Today's three stories all were reprinted in the 1973 collection Worse Things Waiting; "Horror Undying" was retitled "The Undead Soldier" for that outing and "The Werewolf Snarls" appeared under the title "Among Those Present."
"Horror Undying" AKA "The Undead Soldier" (1936)
This is a solid vampire story that reads smoothly and has some novel flourishes. Whereas many vampire stories are clothed in the trappings of the aristocrats or decadent aesthetes of Europe, Wellman here leverages America's history of immigration and wars with Mexico and native Indian tribes in a way that is interesting.A guy, our narrator, is taking a walk in the woods and gets lost in the middle of a blizzard. He takes shelter in an old cabin, and pulls up some floorboards to burn for warmth--under the floor he discovers some 19th-century documents. One such document is a privately printed pamphlet that describes how a serjeant in the U.S. Army in the 1840s, an immigrant from Eastern Europe, was discovered to be the murderer of some Indians and even his own comrades, and to have cannibalistically eaten of their bodies! Another document is a newspaper clipping that tells a similar story of cannibalism in the Army from the 1870s; a third is a wanted poster for the 1870s murderer--the illustration on the pamphlet, and a photo attached to the wanted poster, depict the same man, apparently unaged!
The man described in the documents enters the cabin--is our narrator doomed to be his latest victim? No--a second man, a Russian priest equipped with garlic and stake and other vampire-fighter paraphernalia, busts in to slay the monster and help explain its strange and horrific career. Wellman presents in this guy's mouth an unusual theory of lycanthropy and vampirism that would have us believe that a werewolf, which is apparently what the soldier was in the 1840s, who is killed but not burned may return to life as a vampire!

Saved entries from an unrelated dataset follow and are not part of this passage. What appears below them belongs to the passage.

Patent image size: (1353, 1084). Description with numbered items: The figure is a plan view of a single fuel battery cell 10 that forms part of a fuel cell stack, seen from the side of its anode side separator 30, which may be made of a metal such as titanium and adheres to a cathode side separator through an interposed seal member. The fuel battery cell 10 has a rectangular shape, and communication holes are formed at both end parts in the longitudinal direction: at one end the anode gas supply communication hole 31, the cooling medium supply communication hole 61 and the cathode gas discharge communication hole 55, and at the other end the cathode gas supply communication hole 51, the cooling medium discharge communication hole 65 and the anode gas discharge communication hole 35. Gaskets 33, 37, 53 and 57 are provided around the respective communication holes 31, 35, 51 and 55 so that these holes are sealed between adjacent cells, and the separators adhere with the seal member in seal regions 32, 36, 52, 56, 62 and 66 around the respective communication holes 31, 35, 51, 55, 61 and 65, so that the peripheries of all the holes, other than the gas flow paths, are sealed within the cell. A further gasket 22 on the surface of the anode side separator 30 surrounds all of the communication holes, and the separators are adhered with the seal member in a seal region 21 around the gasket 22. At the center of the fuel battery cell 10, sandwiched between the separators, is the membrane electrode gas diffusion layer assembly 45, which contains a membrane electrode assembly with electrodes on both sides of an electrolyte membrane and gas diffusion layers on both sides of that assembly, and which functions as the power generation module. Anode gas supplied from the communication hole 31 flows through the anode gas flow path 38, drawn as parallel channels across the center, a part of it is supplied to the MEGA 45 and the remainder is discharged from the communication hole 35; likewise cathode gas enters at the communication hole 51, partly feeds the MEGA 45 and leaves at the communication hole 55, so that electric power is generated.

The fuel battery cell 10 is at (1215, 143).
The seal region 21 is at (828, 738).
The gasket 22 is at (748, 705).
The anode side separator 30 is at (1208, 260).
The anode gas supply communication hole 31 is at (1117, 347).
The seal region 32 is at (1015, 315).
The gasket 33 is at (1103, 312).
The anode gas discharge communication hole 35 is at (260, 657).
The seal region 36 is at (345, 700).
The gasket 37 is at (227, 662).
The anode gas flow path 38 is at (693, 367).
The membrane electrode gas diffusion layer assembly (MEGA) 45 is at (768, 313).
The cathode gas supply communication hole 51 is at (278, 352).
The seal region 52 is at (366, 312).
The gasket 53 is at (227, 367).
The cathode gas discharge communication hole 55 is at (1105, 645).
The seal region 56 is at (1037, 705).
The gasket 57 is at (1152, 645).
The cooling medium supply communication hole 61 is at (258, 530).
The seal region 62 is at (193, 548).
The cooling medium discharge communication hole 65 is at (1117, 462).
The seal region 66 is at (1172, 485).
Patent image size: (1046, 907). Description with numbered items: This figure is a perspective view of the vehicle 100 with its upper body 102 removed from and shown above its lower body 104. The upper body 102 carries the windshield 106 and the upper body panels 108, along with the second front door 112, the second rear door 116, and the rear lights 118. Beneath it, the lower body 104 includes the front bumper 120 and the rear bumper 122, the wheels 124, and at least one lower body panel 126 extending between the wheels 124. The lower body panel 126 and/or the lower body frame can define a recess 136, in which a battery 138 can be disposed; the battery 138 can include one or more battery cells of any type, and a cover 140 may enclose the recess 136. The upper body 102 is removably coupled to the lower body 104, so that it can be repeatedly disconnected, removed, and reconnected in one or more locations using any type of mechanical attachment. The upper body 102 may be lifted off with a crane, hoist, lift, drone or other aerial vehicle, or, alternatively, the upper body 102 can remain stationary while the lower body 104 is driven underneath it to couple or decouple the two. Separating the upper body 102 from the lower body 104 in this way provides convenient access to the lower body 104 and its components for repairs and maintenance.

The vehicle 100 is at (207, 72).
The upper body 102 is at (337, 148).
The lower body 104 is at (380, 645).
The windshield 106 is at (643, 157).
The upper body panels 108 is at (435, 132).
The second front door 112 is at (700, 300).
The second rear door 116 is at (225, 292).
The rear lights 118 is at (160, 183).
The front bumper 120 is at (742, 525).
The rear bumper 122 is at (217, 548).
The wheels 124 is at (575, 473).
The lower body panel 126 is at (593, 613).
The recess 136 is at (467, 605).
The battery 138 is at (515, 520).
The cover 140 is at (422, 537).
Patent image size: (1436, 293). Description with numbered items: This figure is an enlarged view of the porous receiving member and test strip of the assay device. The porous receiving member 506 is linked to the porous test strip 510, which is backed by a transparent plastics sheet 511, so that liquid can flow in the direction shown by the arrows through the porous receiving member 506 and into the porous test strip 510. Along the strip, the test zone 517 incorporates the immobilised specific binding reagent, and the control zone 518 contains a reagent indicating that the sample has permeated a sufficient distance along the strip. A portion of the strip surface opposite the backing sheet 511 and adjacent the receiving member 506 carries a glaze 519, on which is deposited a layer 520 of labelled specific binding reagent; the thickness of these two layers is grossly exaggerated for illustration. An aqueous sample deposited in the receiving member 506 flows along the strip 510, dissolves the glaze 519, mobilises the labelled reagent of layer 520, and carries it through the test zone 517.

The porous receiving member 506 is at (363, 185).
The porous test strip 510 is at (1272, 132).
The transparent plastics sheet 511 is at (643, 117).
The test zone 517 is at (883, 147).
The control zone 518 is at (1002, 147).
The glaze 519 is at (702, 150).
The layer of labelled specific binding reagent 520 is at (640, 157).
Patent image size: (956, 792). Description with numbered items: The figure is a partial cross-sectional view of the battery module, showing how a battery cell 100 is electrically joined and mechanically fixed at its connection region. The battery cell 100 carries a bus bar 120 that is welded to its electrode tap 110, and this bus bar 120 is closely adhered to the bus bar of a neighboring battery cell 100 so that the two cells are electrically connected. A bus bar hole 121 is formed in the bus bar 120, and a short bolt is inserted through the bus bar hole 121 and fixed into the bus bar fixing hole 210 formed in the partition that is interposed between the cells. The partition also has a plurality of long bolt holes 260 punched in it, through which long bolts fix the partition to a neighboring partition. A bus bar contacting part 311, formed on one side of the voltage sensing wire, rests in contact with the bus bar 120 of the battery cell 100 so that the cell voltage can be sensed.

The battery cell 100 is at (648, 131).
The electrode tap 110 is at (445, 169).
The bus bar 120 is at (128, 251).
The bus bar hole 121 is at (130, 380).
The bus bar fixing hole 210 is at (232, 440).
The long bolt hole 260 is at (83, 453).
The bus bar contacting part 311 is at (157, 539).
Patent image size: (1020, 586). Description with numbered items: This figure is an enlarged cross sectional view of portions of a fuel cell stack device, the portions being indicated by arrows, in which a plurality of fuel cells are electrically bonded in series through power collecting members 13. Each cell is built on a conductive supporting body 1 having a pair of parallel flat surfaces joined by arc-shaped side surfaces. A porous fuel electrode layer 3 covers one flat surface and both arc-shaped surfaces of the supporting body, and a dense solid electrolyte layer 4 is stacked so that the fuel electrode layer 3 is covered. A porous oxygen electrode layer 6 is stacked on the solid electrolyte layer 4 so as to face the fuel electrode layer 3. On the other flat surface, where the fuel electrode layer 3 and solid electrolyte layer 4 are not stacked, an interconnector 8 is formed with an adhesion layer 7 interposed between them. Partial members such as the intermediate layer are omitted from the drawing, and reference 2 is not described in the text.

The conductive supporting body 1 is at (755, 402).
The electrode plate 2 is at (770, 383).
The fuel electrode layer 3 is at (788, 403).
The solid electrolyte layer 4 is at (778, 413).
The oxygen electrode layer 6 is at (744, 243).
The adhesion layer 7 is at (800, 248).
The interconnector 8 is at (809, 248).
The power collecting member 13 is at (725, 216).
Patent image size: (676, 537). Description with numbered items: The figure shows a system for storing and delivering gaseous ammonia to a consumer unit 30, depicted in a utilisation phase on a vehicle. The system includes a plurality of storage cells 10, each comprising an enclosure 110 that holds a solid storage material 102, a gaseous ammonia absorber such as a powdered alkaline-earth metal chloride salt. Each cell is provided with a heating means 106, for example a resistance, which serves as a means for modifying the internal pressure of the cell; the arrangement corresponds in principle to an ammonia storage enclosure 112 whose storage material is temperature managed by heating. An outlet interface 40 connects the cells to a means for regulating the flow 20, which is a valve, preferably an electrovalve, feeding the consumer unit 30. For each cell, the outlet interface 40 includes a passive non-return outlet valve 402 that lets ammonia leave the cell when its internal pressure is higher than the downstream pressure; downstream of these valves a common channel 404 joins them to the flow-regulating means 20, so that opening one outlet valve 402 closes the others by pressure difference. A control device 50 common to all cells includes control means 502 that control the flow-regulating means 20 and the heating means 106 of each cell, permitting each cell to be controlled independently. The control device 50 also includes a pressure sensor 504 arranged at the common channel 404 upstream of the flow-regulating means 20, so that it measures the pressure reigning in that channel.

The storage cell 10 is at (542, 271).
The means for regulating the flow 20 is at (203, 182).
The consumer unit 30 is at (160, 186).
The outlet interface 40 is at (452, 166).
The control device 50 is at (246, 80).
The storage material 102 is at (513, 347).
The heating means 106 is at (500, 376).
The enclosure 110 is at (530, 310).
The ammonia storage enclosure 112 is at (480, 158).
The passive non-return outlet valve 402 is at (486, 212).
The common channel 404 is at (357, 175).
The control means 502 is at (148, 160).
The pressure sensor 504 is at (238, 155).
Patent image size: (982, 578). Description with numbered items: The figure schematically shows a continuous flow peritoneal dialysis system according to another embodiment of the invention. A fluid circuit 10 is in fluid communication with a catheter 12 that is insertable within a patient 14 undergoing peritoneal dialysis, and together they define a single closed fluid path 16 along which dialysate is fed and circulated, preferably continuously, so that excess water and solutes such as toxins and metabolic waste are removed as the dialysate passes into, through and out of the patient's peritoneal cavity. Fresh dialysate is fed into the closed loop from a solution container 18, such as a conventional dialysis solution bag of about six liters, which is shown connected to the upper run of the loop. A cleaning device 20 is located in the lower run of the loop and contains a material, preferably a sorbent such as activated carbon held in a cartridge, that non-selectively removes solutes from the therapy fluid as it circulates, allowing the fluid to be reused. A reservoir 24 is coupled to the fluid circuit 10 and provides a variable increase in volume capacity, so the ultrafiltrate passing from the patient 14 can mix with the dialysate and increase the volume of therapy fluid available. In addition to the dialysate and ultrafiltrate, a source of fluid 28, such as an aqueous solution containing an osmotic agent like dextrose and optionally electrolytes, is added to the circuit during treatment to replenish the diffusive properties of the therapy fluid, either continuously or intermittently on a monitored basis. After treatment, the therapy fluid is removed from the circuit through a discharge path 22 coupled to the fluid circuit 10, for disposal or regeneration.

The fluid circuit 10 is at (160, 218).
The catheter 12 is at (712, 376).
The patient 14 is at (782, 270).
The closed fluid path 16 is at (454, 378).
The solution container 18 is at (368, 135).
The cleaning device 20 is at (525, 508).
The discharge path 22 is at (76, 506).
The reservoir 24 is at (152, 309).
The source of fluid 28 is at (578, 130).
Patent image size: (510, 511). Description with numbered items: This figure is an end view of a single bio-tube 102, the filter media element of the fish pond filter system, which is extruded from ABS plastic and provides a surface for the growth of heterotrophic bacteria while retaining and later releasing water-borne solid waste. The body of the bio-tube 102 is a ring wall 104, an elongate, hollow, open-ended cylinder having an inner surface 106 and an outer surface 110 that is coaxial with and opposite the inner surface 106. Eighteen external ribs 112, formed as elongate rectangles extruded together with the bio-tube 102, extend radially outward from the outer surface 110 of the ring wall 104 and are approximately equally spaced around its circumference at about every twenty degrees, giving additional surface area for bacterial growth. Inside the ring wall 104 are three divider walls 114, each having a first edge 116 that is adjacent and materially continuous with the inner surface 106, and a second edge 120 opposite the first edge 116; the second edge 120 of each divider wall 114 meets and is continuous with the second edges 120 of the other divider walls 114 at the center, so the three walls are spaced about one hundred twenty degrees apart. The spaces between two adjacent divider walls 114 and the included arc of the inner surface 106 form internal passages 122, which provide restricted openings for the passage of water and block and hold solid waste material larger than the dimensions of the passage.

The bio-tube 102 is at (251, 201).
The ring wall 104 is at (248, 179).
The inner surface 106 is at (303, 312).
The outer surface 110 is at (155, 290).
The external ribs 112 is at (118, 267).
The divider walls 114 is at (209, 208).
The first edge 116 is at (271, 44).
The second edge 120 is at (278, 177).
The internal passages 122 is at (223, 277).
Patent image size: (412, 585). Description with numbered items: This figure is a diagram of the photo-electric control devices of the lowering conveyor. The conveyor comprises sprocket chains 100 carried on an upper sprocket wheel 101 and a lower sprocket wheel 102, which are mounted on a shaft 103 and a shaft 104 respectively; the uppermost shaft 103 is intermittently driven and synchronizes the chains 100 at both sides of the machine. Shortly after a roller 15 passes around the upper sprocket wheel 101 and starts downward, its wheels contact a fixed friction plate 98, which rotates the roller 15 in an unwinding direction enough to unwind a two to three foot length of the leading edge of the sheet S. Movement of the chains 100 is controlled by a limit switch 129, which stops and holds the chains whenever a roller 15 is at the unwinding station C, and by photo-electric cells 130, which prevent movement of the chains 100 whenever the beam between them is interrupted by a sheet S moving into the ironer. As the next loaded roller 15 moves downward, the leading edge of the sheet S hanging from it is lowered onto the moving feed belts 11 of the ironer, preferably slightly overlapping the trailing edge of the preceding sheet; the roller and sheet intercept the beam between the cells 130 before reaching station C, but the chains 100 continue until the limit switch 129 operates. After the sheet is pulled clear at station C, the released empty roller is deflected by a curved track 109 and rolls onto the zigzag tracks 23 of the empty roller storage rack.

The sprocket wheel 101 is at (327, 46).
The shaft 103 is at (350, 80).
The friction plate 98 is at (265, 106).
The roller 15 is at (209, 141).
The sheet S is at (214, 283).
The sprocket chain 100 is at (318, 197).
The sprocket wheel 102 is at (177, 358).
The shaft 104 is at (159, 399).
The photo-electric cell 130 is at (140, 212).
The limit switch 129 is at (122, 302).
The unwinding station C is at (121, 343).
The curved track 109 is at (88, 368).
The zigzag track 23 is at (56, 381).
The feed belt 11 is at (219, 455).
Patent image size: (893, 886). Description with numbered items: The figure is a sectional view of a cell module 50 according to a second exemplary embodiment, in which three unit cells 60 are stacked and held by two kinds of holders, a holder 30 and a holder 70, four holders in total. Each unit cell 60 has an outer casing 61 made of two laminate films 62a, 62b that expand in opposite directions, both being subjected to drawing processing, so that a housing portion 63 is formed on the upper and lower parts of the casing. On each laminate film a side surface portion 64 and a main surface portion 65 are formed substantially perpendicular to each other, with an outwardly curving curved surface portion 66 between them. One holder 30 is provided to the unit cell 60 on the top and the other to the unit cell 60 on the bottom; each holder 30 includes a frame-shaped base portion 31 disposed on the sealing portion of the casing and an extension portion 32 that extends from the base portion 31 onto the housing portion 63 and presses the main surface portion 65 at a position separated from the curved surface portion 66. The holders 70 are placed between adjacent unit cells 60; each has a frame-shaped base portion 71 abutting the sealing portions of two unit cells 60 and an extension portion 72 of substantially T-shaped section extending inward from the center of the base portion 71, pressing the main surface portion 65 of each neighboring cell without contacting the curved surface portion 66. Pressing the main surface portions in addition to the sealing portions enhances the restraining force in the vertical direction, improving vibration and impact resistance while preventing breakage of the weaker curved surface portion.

In some ways a typical monster story but done quite well. I like it. "Horror Undying" would reappear in three different Wellman collections and three different anthologies.
"The Kelpie" (1936)
Like "The Horror Undying," this is a tidy and fun little monster story.Some dude of means has his girlfriend over to his apartment. They are a hot item, apparently planning to get engaged. When they try to make out on the divan they feel like they are being watched, though the only other living thing in the apartment is the little frog in the dude's big aquarium. This guy's hobby is botany, and he's had samples of freshwater plants sent to him from Scotland upon which to experiment. Bizarrely enough, in the sealed package with the plants came the little amphibian and a ring, which the guy casually slipped on his ring finger.
When the man is out of sight in another room, answering the phone or at the sink, using soap to try to get that unaccountably stuck ring off his finger, the woman has the hallucination that a hideous monster, a sort of frog woman, is climbing out of the aquarium, that this jealous amphibian wishes her ill because it is in love with her man!
Or maybe it isn't an hallucination: at the end of the brief story the man is trying to explain to the police that he didn't kill his girlfriend, that those marks on her neck, much like the bite of a water snake, have nothing to do with him.
Short and to the point, the monster vividly described, an entertaining piece of work.
Donald Wollheim selected "The Kelpie" for inclusion in his reprint magazine Avon Fantasy Reader, and it went on to be included in the paperback anthology of stories from the magazine, as well as other anthologies and multiple Wellman collections.
"The Werewolf Snarls" AKA "Among Those Present" (1937)
This one is just competent filler.Our narrator attends a party thrown by some wealthy hipsters who claim to know about the occult and Satanism. It is the night of the full moon. The hostess introduces our narrator to an ugly guy with an oddly shaped body who claims to be a werewolf! He tells our narrator the story of how, when he was in medical school doing research on Renaissance medicine, he followed a recipe for some goop said to be able to give you the power to change your shape, and tested it on himself. Soon after this experiment he was out on a date with a girl, on the night of the full moon, and felt irresistibly impelled to murder her with his nails and teeth!
Our narrator has been thinking this guy was just joking or perhaps insane, but now he recalls a news story about the very murder this guy is describing! The murderer explains that he was in an insane asylum for a few years, and was recently released. He got into contact with the hipster couple hosting this pasty, hoping they might know how to cure him. But the hipster couple are just a pair of poseurs who invited the werewolf to this party--held on the night of a full moon!--so their friends could laugh at him.
Our narrator hurries out of the party. Good thing, too--when he looks at the paper the next morning the headline blare that last night those hipsters and two of their guests were murdered and the killer is still at large!
Unremarkable, but it operates without a hitch.
In 1994 "The Werewolf Snarls" was reprinted in one of those Barnes and Noble anthologies edited by three guys with long names that take a long time to type, where it was accompanied by "The Kelpie," and an Italian werewolf anthology, which also featured "The Undead Soldier"/"The Horror Undying."